Blue-light cameras get mixed reviews on deterring crime
By FRANK MAIN Staff Reporterfirstname.lastname@example.org September 19, 2011 2:34AM
5-22-08 CLOSEUP OF BLUE LIGHT CAMERA. IN NEIGHBORHOOD. Amy Shilts lives in the apartment Angel Ramirez was murdered in front of . A bullet went through her window. She maintains the shrine to Angel. She is a cocert pianist and is moving out of the neighborhood. Loaction is 2854 W. 21st street in Pilsen. sun-times photo by al podgorski
Updated: November 30, 2011 12:17AM
Chicago’s blue-light cameras have become a fixture in high-crime neighborhoods since they were first installed in 2001, but do they really deter crime and help prosecutors convict criminals?
A study being released Monday gives the surveillance cameras a mixed review, saying they appear to have prevented crime in one neighborhood but not in another — and that the video quality is usually poor and rarely leads to a conviction on its own.
The Urban Institute focused on Chicago Police Department cameras in sections of Humboldt Park and West Garfield Park. Crime there was compared with crime in similar areas without the cameras.
The study found crime decreased more than 12 percent — or 38 fewer crimes per month — in the Humboldt Park study area from 2001 to 2006. The researchers found crime didn’t appear to migrate from the study area into the surrounding neighborhood.
Over the same period, though, crime didn’t fall at all in the West Garfield Park area.
One theory for the disparity: There were 53 cameras per square mile in the Humboldt Park area versus 36 per square mile in the West Garfield Park area.
“The difference in camera saturation could have an impact on the degree to which cameras are able to catch crimes in progress and thus officers to intervene, make arrests and deter other potential offenders,” the study said.
Still, researchers said the cameras were worth their cost. The city spent $6.8 million to install and operate them. But for every dollar spent, the societal benefit was $4, according to the Washington-based Urban Institute, whose study also looked at cameras in Washington and Baltimore.
The study said there are about 2,000 blue-light cameras across Chicago, part of a network of 8,000 cameras tied into the city’s emergency system.
Beyond their deterrence value, the study looked at how valuable the blue-light cameras are to police and prosecutors when they take a case to court.
“Both investigators and prosecutors lamented the fact that the video quality is often poor,” the study said.
Officers have made more than 5,000 camera-related arrests since 2006, said Lt. Maureen Biggane, a Chicago Police spokeswoman.
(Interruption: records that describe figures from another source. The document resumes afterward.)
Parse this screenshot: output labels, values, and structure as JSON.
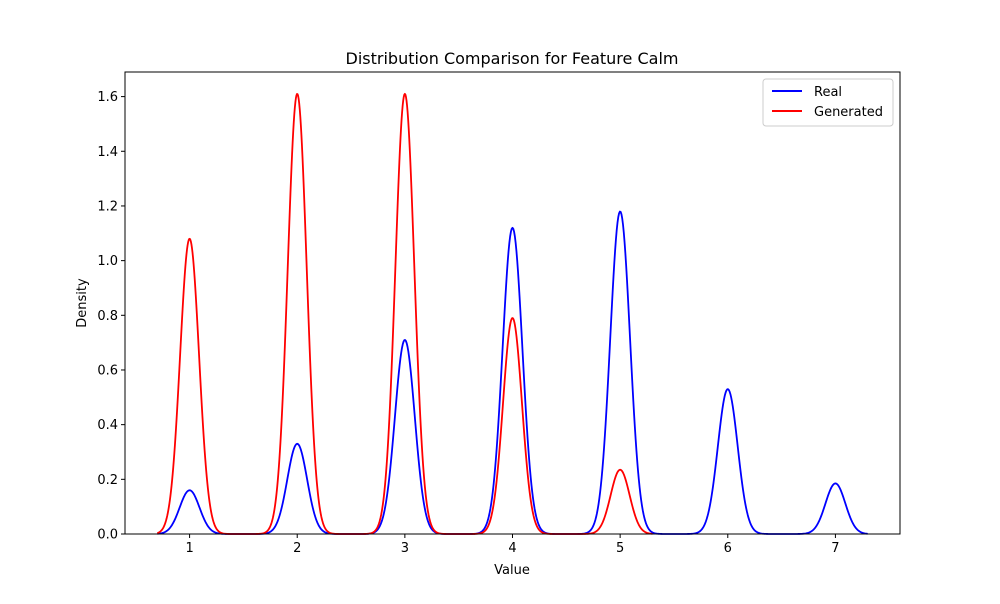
{
  "chart_data": {
    "type": "line",
    "title": "Distribution Comparison for Feature Calm",
    "xlabel": "Value",
    "ylabel": "Density",
    "xlim": [
      0.4,
      7.6
    ],
    "ylim": [
      0,
      1.69
    ],
    "x_ticks": [
      1,
      2,
      3,
      4,
      5,
      6,
      7
    ],
    "y_ticks": [
      0.0,
      0.2,
      0.4,
      0.6,
      0.8,
      1.0,
      1.2,
      1.4,
      1.6
    ],
    "x_tick_labels": [
      "1",
      "2",
      "3",
      "4",
      "5",
      "6",
      "7"
    ],
    "y_tick_labels": [
      "0.0",
      "0.2",
      "0.4",
      "0.6",
      "0.8",
      "1.0",
      "1.2",
      "1.4",
      "1.6"
    ],
    "grid": false,
    "legend_position": "top-right",
    "series": [
      {
        "name": "Real",
        "color": "#0000ff",
        "x_range": [
          0.7,
          7.3
        ],
        "peaks": [
          {
            "x": 1,
            "density": 0.16
          },
          {
            "x": 2,
            "density": 0.33
          },
          {
            "x": 3,
            "density": 0.71
          },
          {
            "x": 4,
            "density": 1.12
          },
          {
            "x": 5,
            "density": 1.18
          },
          {
            "x": 6,
            "density": 0.53
          },
          {
            "x": 7,
            "density": 0.185
          }
        ],
        "peak_width": 0.092
      },
      {
        "name": "Generated",
        "color": "#ff0000",
        "x_range": [
          0.7,
          5.3
        ],
        "peaks": [
          {
            "x": 1,
            "density": 1.08
          },
          {
            "x": 2,
            "density": 1.61
          },
          {
            "x": 3,
            "density": 1.61
          },
          {
            "x": 4,
            "density": 0.79
          },
          {
            "x": 5,
            "density": 0.235
          }
        ],
        "peak_width": 0.088
      }
    ]
  }
}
But prosecutors said other evidence is normally needed to win a conviction.
Sally Daly, a spokeswoman for Cook County State’s Attorney Anita Alvarez, said footage from the surveillance cameras is regularly reviewed in criminal investigations. “When it comes to blue light cams, they almost never capture the crimes that we review,” Daly said. “No one I spoke to here can recall a case where we utilized these cameras to gain a conviction.”
But they are helpful in corroborating or sometimes disproving a defendant’s or witness’ version of the details of a crime, Daly noted. For example, a defendant might say a car was traveling in one direction and the video shows it was going the other way.
The study didn’t make any conclusions about whether more cameras are needed or whether they need to be redistributed. It suggested giving the public more input in decisions involving blue-light cameras, as well as more training for police and prosecutors in using the videos as evidence.
Since 2006, the department has installed better, lower-cost cameras, Biggane said. Also, 911 dispatchers now have real-time access to video of crime scenes when they are within 100 feet of a blue-light camera, she said.
“We are currently reviewing the effectiveness of a recent initiative in the 11th district involving a high concentration of POD cameras on one specific beat,” Biggane added.